The sheriff was the first to break it. He thrust his brown hands deep into his pockets and laughed—laughed with the joyous, rollicking abandon of a tickled schoolboy.
“Hysterics?” ventured the mining engineer sympathetically.
Collins wiped his eyes. “Call ’em anything you like. What pleases me is that the reverend gentleman should have had this diverting experience so prompt after he was wishing for it.” He turned, with concern, to the clergyman. “Satisfied, sir? Did our little entertainment please, or wasn’t it up to the mark?”
But the transported native of Pekin was game. “I’m quite satisfied, if you are. I think the affair cost you a hundred dollars or so more than it did me.”

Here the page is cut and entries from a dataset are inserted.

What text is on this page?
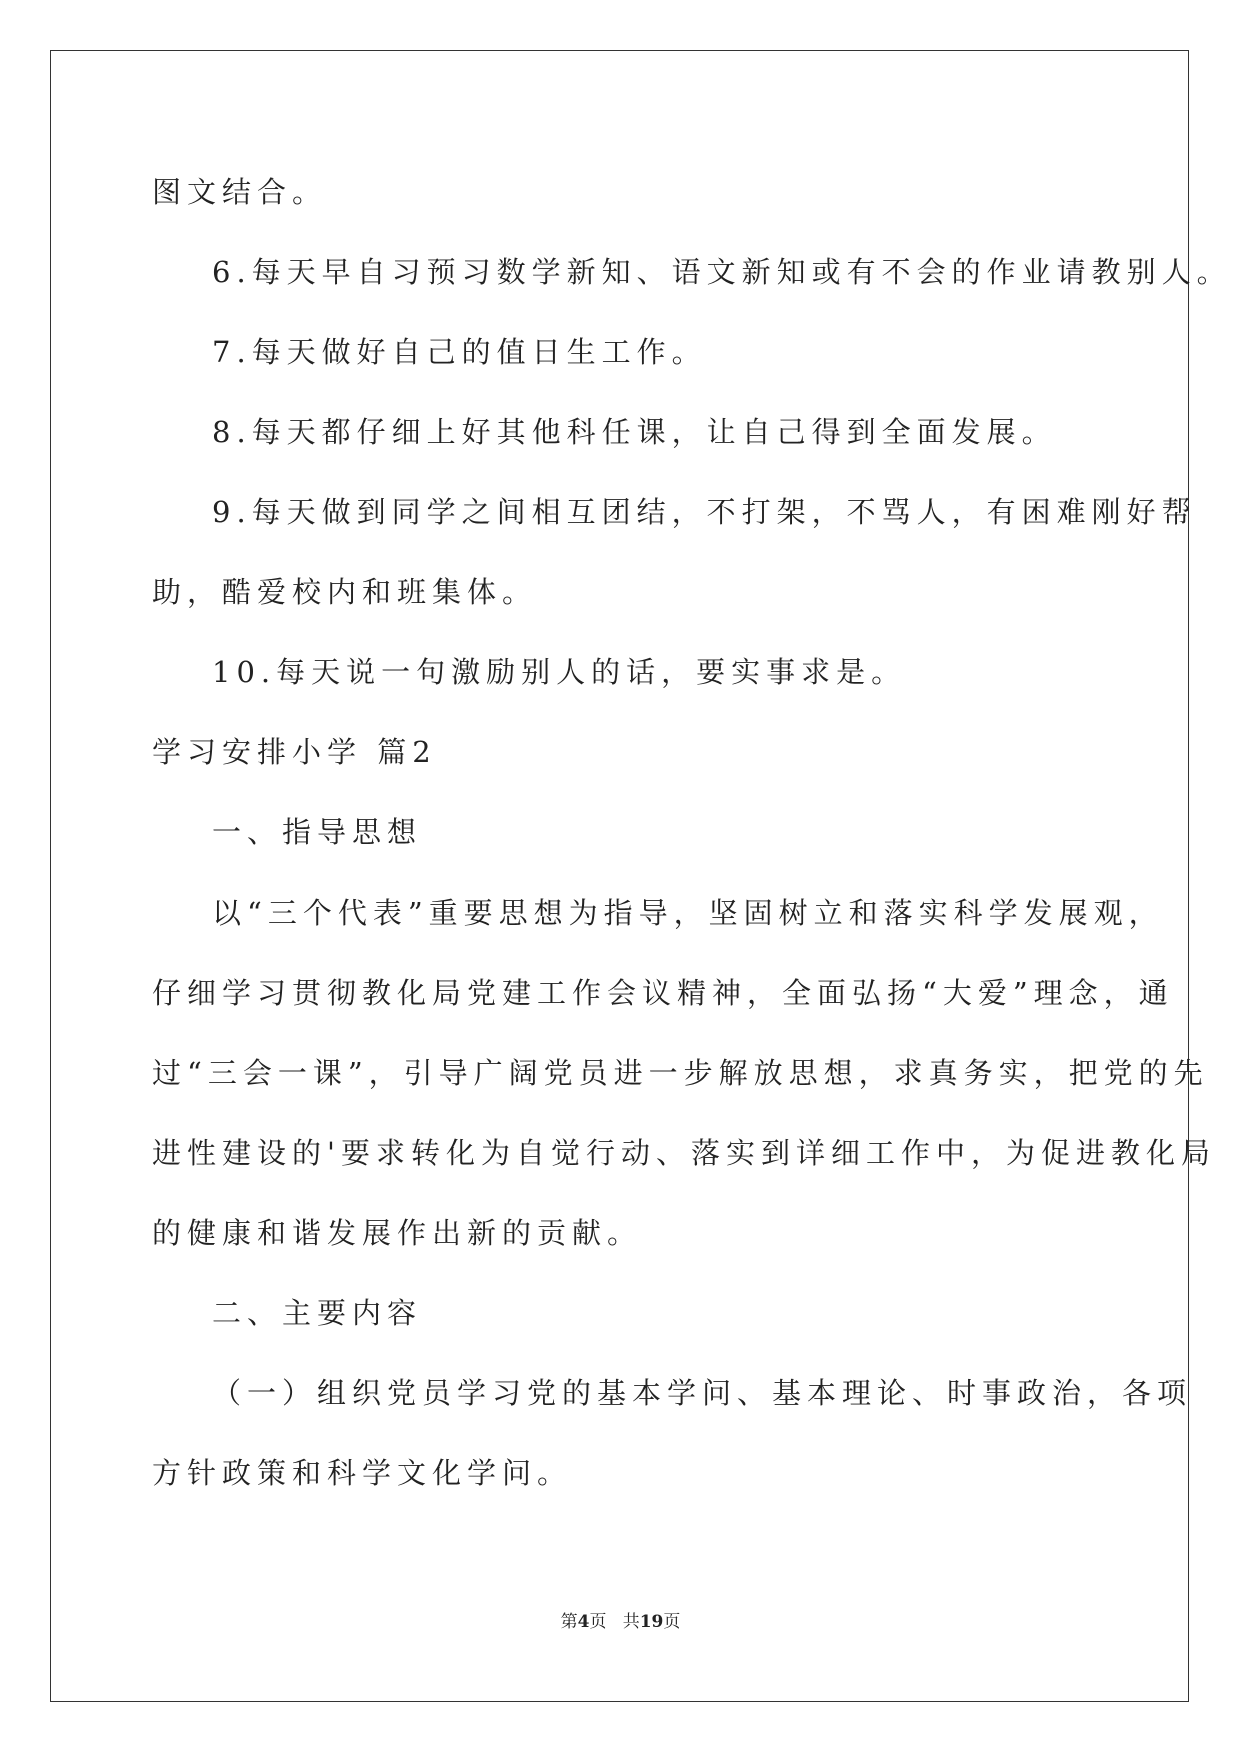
图文结合。
6.每天早自习预习数学新知、语文新知或有不会的作业请教别人。
7.每天做好自己的值日生工作。
8.每天都仔细上好其他科任课，让自己得到全面发展。
9.每天做到同学之间相互团结，不打架，不骂人，有困难刚好帮
助，酷爱校内和班集体。
10.每天说一句激励别人的话，要实事求是。
学习安排小学 篇2
一、指导思想
以“三个代表”重要思想为指导，坚固树立和落实科学发展观，
仔细学习贯彻教化局党建工作会议精神，全面弘扬“大爱”理念，通
过“三会一课”，引导广阔党员进一步解放思想，求真务实，把党的先
进性建设的'要求转化为自觉行动、落实到详细工作中，为促进教化局
的健康和谐发展作出新的贡献。
二、主要内容
（一）组织党员学习党的基本学问、基本理论、时事政治，各项
方针政策和科学文化学问。
第4页 共19页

“That’s right,” agreed the sheriff heartily. “But I don’t grudge it—not a cent of it. The show was worth the price of admission.”
The car conductor had a broadside ready for him. “Seems to me you shot off your mouth more than you did that big gun of yours, Mr. Sheriff.”
Collins laughed, and clapped him on the back. “That’s right. I’m a regular phonograph, when you wind me up.” He did not think it necessary to explain that he had talked to make the outlaws talk, and that he had noted the quality of their voices so carefully that he would know them again among a thousand. Also he had observed—other things—the garb of each of the men he had seen, their weapons, their manner, and their individual peculiarities.
The clanking car took up the rhythm of the rails as the delayed train plunged forward once more into the night. Again the clack of tongues, set free from fear, buzzed eagerly. The glow of the afterclap of danger was on them, and in the warm excitement each forgot the paralyzing fear that had but now padlocked his lips. Courage came flowing back into flabby cheeks and red blood into hearts of water.
At the next station the Limited stopped, and the conductor swung from a car before the wheels had ceased rolling and went running into the telegraph office.
“Fire a message through for me, Pat. The Limited has been held up,” he announced.